In the aftermath of Ahmad Refaat’s first kidney transplant, about 20 years ago in his native Egypt, he endured severe pain for several days throughout his 10-day hospitalization.
The story was much different in March 2023, when the 38-year-old underwent a second kidney transplant at Cleveland Clinic. He experienced minimal pain with no narcotics. The only medication he received was a low-dose acetaminophen the first couple days after surgery. Ahmad was back home in two days.
“When I woke up from the surgery this time, I thought I must be on pain medication because I didn’t feel any pain at all,” states Ahmad, whose donor for his new kidney was his sister, Lamiaa. “The nurses told me I hadn’t been given anything. They kept asking if I was in pain, but I wasn’t. And I still haven’t taken pain medication to this day.”
What made the difference for Ahmad was an innovative surgical technique surgeons used to make the incision, called the anterior rectus sheath approach (ARS). Devised by a transplant team at Charleston Area Medical Center, whose Kidney Transplant Center is affiliated with Cleveland Clinic, the approach has been further refined in recent years by several members of the Cleveland Clinic kidney transplant team, including Ahmad’s surgeon, Mohamed Eltemamy, MD.
Animation of the "mini-incision" or anterior rectus sheath approach to kidney transplant that involves surgeons making a small incision and cutting between certain abdominal muscles in order to make room for the recipient's donated kidney. (Courtesy: Cleveland Clinic)

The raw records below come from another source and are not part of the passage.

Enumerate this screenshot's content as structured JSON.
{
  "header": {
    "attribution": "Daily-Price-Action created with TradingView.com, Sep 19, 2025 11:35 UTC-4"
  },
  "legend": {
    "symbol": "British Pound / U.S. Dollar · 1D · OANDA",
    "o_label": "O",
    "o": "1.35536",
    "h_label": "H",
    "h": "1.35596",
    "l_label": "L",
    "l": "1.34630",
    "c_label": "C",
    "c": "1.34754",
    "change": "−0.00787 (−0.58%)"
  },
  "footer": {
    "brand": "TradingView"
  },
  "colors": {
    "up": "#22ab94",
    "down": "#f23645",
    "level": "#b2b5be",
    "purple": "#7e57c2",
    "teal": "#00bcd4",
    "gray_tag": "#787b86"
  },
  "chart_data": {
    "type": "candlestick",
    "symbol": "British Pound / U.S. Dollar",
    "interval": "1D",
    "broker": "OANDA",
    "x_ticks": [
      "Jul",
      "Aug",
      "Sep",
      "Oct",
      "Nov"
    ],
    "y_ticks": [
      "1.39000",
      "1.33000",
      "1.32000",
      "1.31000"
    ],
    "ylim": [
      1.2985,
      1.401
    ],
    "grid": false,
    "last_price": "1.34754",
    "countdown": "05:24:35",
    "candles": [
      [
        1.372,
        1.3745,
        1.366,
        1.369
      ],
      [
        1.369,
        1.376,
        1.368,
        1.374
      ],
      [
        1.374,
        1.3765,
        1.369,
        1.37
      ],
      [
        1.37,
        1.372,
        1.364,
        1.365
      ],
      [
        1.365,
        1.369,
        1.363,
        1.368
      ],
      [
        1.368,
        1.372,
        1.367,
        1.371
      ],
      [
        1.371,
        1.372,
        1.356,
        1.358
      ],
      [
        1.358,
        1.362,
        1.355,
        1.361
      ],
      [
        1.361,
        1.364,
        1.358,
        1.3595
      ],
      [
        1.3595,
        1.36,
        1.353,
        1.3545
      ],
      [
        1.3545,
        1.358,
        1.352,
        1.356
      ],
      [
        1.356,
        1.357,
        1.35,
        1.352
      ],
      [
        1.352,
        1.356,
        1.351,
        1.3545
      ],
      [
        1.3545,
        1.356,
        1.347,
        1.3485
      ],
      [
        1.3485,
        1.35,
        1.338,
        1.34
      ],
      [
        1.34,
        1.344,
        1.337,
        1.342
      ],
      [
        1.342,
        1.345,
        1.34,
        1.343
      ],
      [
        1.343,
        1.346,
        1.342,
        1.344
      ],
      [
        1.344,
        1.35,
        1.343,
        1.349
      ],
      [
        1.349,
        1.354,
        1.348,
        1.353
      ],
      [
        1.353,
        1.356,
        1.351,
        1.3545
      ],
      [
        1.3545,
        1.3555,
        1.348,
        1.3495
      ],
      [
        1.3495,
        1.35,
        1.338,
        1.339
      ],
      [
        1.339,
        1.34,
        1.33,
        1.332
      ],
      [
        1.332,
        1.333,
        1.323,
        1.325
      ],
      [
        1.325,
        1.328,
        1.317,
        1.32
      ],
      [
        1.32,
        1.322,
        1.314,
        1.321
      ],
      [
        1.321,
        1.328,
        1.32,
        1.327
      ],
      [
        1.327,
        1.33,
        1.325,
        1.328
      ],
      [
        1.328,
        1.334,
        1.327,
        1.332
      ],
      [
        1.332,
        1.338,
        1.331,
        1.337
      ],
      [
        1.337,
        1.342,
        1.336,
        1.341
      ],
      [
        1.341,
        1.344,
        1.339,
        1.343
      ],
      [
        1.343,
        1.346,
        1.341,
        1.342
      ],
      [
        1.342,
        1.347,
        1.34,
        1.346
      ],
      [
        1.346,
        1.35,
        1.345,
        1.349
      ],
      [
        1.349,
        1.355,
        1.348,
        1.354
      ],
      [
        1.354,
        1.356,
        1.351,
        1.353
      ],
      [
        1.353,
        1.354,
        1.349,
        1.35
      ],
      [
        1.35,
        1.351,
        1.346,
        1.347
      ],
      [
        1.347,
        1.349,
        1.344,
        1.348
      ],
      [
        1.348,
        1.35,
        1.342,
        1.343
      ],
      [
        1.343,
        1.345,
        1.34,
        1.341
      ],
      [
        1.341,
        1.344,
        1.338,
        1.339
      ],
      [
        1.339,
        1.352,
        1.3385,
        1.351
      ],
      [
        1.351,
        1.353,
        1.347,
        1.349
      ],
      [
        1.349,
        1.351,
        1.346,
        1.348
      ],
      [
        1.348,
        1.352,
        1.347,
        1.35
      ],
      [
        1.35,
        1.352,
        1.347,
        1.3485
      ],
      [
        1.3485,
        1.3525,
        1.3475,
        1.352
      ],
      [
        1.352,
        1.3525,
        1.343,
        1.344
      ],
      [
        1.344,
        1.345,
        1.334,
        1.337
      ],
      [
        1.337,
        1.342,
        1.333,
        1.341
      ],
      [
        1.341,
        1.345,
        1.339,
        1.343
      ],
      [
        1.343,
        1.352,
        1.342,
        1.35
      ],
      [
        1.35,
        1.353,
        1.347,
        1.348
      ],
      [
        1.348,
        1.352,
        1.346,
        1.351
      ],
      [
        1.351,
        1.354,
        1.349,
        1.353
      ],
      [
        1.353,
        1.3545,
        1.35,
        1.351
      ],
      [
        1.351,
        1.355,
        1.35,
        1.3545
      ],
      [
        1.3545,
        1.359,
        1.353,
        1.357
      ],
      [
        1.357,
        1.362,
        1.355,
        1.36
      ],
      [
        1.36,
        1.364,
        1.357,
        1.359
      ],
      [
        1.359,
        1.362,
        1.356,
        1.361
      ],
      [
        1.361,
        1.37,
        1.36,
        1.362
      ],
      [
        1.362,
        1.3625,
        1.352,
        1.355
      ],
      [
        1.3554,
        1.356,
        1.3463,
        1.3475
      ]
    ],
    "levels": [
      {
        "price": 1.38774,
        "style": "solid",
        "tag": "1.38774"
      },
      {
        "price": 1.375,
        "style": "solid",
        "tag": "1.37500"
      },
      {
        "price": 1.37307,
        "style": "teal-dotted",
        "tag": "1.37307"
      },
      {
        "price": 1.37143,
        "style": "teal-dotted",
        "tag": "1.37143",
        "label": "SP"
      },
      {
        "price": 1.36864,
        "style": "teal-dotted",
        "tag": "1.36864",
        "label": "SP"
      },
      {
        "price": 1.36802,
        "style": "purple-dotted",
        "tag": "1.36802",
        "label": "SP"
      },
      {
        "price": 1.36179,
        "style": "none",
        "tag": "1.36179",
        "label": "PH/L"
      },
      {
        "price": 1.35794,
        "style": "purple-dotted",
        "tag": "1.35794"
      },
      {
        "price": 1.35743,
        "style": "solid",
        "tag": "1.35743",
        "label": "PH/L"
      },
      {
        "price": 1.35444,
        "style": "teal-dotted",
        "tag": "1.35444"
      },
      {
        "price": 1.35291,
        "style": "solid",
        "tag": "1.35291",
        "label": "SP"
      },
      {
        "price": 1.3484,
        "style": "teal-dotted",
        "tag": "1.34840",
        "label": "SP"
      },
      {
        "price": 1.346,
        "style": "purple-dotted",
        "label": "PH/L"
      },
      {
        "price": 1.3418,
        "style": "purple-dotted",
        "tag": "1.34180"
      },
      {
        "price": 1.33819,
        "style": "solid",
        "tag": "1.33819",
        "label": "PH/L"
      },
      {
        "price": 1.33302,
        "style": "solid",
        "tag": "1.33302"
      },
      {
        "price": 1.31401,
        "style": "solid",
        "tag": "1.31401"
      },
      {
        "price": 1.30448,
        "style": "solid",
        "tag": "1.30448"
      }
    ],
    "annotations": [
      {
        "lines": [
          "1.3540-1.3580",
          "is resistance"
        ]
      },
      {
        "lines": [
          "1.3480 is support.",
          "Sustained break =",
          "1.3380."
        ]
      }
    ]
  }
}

According to Dr. Eltemamy, the ARS technique is a “mini-incision” that involves cutting in between certain abdominal muscles in order to make room for the donated kidney. As opposed to a more conventional incision called the Gibson approach, which involves cutting through and resuturing the muscles, ARS is much less invasive. Because ARS includes a much smaller incision, and doesn’t cut into the muscles, the surgery takes less time, recovery is faster and most patients require much less or even no pain medications.
“Because of the size and location of the incision, we’re basically able to just push the muscles aside rather than cutting into them – so it’s much less painful for the patient,” Dr. Eltemamy explains. “Our goal is to get to a point where patients won’t need any narcotics following kidney transplant, and we think that’s a near-future reality.”
It’s been a reality for patients like Ahmad. Based on the results of a Cleveland Clinic randomized clinical trial, the use of ARS was associated with significantly decreased opioid use among inpatients. A report of the findings, co-authored by Dr. Eltemamy, was published in May 2023 in the Clinical Transplantation medical journal.
Cleveland Clinic surgeons use ARS on about 90% of patients receiving kidney transplants. Dr. Eltemamy has high hopes the procedure will begin to be adopted at other transplant centers. Cleveland Clinic is exploring the development of a training program so more surgeons can adopt the use of ARS.
“Like any new technique, there’s a learning curve to go through, but it’s very reproducible,” adds Dr. Eltemamy. “ARS doesn’t require any fancy instruments or an expensive robot. All it requires is practice and getting the necessary specialized retractors.”
Having now recovered from two kidney transplants, two decades apart, Ahmad raves about the improvement in his experience. In addition to the lack of pain, he notes the scar from his most recent incision was only about 1/3 the size of the first one.
“Besides my first transplant, I’ve had other noninvasive surgical procedures, and I needed pain medication for all of them,” he emphasizes. “But not this time.”